Saved August 1972. Through diligent study of the Bible for more than a year, I realized my lost condition and my need for a Savior. For the first time in my life I truly understood that Jesus Christ paid my sin debt on the cross. I trusted Him as my personal Savior, and immediately began telling others that I was saved, encouraging them to trust Him as well. I surrendered to do whatever God wanted of me when I trusted Jesus as my Savior.
ORDINATION

June 30, 1978, Immanuel Baptist Church, Gretna, Louisiana
OBJECTIVE

To involve every believer in Jesus' command to preach the Gospel to every creature.
MRS. REBECCA ANN MARS TESTIMONY

As a result of cancer, the Lord spoke to my heart about my destiny. Consequently, I began attending church again after years of absence. After going forward during an invitation, I prayed and asked Jesus to save me. I felt a sensation like a weight being lifted off of me (but feelings can be deceiving - II Corinthians 4:3-4; 11:3).
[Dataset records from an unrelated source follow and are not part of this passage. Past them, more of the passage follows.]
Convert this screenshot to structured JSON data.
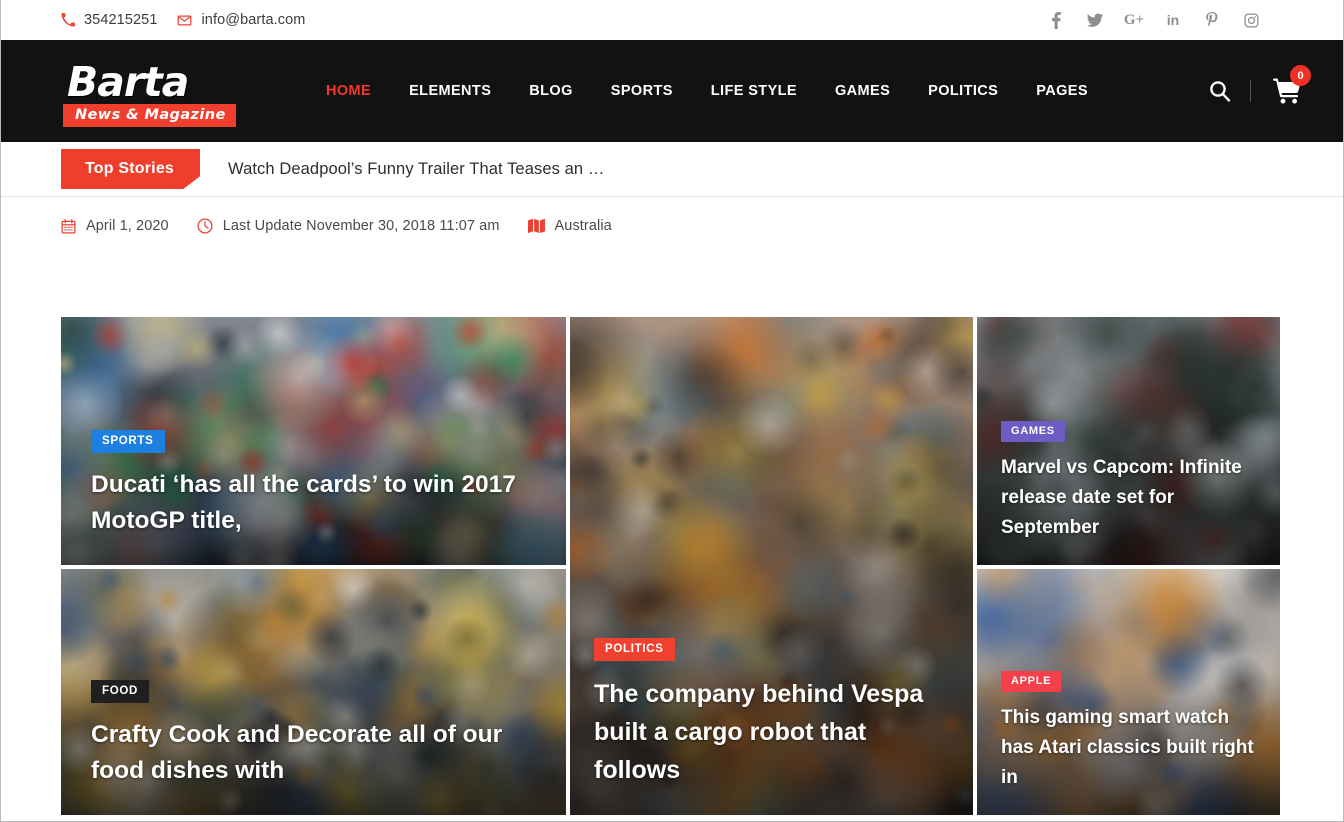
{
  "topbar": {
    "phone": "354215251",
    "email": "info@barta.com",
    "socials": [
      {
        "name": "facebook-icon",
        "label": "f"
      },
      {
        "name": "twitter-icon",
        "label": "t"
      },
      {
        "name": "google-plus-icon",
        "label": "G+"
      },
      {
        "name": "linkedin-icon",
        "label": "in"
      },
      {
        "name": "pinterest-icon",
        "label": "p"
      },
      {
        "name": "instagram-icon",
        "label": "ig"
      }
    ]
  },
  "header": {
    "logo_main": "Barta",
    "logo_sub": "News & Magazine",
    "nav": [
      {
        "label": "HOME",
        "active": true
      },
      {
        "label": "ELEMENTS",
        "active": false
      },
      {
        "label": "BLOG",
        "active": false
      },
      {
        "label": "SPORTS",
        "active": false
      },
      {
        "label": "LIFE STYLE",
        "active": false
      },
      {
        "label": "GAMES",
        "active": false
      },
      {
        "label": "POLITICS",
        "active": false
      },
      {
        "label": "PAGES",
        "active": false
      }
    ],
    "cart_count": "0",
    "accent_color": "#f0392b"
  },
  "ticker": {
    "badge": "Top Stories",
    "headline": "Watch Deadpool’s Funny Trailer That Teases an …"
  },
  "meta": {
    "date": "April 1, 2020",
    "last_update": "Last Update November 30, 2018 11:07 am",
    "location": "Australia"
  },
  "cards": [
    {
      "id": "ducati",
      "category": "SPORTS",
      "category_color": "#1d7fe0",
      "title": "Ducati ‘has all the cards’ to win 2017 MotoGP title,",
      "image": "cycling-race-peloton"
    },
    {
      "id": "vespa",
      "category": "POLITICS",
      "category_color": "#f2402f",
      "title": "The company behind Vespa built a cargo robot that follows",
      "image": "woman-photographer-protest-crowd"
    },
    {
      "id": "marvel",
      "category": "GAMES",
      "category_color": "#6c5cc4",
      "title": "Marvel vs Capcom: Infinite release date set for September",
      "image": "offroad-truck-rally-mud"
    },
    {
      "id": "crafty-cook",
      "category": "FOOD",
      "category_color": "#1f1f1f",
      "title": "Crafty Cook and Decorate all of our food dishes with",
      "image": "burger-and-fries-plate"
    },
    {
      "id": "atari-watch",
      "category": "APPLE",
      "category_color": "#f4404a",
      "title": "This gaming smart watch has Atari classics built right in",
      "image": "hand-holding-smartphone"
    }
  ]
}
I was definitely a changed person and faithful to church activities.

Shortly after my "salvation" experience I dreamed that the rapture occurred and I was left be-hind. This incident triggered a pattern of recurring doubts. Everyone with whom I spoke assured me that I was alright because they, too, doubted. Yet these same people taught that we could know that we were saved. (The contradiction between these two positions gradually became apparent.)

Eventually God sent a pastor who challenged me from the scriptures about doubt (John 4:13-14). The woman in this passage was like me: thirsting for everlasting life. She found it that day. After two years of studying the Bible, praying, and arguing with God, he opened my blinded eyes to the wonderful truth of (John 3:16). For the first time I saw that I was truly lost and at the same time believed that Jesus loved me so much that He died for me and gave me everlasting life. Thank God the doubts and fears are gone. (John 5:24); as the Lord promised the woman at the well in John 4, I no longer thirst.